An update to my posting a year ago when we had a home inspector review our Trendmaker home.

We are now seeing some signs of problems with our upstairs flooring. We have two places in two different bathrooms where the tile has cracked in a straight line over three or more tiles.

It seems the joist is pressing on the plywood decking creating a high spot in the floor that eventually cracked the tile. Given the weather, we're going to wait until the fall to fix this problem. Its not really noticeable cosmetically since the tile looks like multi-colored marble. We're more worried about being able to find the tile for the repair.

We don't see any bottom floor foundation issues yet, but I think we are seeing the settling of the house after two years of living. We hope we won't have other issues. We are keeping the foundation watered and have a sprinkler system, so there isn't much more we can do.

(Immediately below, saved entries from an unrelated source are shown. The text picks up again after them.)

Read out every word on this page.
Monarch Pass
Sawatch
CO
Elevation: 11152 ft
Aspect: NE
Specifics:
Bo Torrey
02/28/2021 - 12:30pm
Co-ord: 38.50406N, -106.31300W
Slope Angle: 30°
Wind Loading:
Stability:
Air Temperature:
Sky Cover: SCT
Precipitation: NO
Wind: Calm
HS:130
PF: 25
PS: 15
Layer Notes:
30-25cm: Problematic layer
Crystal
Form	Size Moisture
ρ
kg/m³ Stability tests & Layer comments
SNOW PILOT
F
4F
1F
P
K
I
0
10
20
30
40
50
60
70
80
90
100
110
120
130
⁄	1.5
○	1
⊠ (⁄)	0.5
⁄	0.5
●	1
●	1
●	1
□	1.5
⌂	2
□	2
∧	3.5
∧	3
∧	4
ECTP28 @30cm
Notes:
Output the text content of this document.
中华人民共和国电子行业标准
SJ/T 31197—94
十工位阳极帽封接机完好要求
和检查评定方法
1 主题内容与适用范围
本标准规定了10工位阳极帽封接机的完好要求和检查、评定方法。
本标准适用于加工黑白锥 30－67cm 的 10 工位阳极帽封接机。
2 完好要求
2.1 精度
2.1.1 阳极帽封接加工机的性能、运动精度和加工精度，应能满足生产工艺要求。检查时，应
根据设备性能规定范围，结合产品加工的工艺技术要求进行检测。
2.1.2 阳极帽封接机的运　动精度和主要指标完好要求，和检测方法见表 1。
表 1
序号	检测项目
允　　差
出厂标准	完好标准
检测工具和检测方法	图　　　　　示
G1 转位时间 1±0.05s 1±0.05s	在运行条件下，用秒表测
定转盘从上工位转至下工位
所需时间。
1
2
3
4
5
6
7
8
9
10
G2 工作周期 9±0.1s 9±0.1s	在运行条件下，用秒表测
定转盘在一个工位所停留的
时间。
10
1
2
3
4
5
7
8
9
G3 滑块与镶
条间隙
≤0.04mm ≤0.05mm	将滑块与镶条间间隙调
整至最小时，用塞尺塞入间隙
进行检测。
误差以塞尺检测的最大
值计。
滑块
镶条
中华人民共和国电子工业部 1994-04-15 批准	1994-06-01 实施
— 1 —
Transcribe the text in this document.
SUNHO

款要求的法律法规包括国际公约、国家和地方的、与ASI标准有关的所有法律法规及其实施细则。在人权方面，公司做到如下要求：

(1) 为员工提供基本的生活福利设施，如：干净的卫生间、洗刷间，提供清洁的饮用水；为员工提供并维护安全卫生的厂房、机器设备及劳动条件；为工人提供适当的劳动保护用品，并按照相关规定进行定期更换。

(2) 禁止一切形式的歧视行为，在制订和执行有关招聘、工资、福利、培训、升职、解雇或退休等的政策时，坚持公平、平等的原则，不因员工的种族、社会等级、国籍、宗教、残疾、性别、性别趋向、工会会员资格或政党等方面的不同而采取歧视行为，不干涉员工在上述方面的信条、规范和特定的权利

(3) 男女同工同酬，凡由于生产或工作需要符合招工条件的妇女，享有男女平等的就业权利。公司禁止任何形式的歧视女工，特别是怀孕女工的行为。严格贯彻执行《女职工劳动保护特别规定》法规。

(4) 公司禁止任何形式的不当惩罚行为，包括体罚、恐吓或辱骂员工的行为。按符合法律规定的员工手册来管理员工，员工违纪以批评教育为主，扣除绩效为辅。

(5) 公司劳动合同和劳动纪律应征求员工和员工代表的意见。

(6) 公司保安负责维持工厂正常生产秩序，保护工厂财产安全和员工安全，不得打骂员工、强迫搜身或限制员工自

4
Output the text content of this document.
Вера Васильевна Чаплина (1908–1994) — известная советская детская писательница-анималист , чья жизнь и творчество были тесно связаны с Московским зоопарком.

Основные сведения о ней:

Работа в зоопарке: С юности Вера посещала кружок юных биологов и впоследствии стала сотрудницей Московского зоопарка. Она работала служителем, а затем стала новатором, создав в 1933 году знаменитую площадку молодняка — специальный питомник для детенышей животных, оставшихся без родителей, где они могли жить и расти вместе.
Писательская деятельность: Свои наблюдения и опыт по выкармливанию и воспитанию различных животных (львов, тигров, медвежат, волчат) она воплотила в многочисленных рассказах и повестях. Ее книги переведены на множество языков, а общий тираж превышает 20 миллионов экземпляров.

The only other issue we have had is that we had to reinforce our back fence, which backs up the levy. Our lot had been "built-up" by a couple of feet and the dirt only extened a few inches beyond our property line before dropping down about 8 inches to the levy floor. As a result, there wasn't much support for the fence posts and we got a lot of leaning in the fence line. We have an unusually large lot, and our back fence is 179 feet long. We paid 1k to get additional posts put in three feet deep and the fence was corrected. Hurricane Ike didn't damage the fence while neighbors and others on the levy had downed fences. The other comment i'd say about Trendmaker fences is that their sub builds a pretty crappy fence overall. WHile the posts are now stable, we'll end up replacing the fence boards in about another year. They are splitting, they weren't attached well, etc.

So, I'd suggest that if your lot is built up by adding soil to it, make sure the fence posts go down an extra foot to maintain their stability.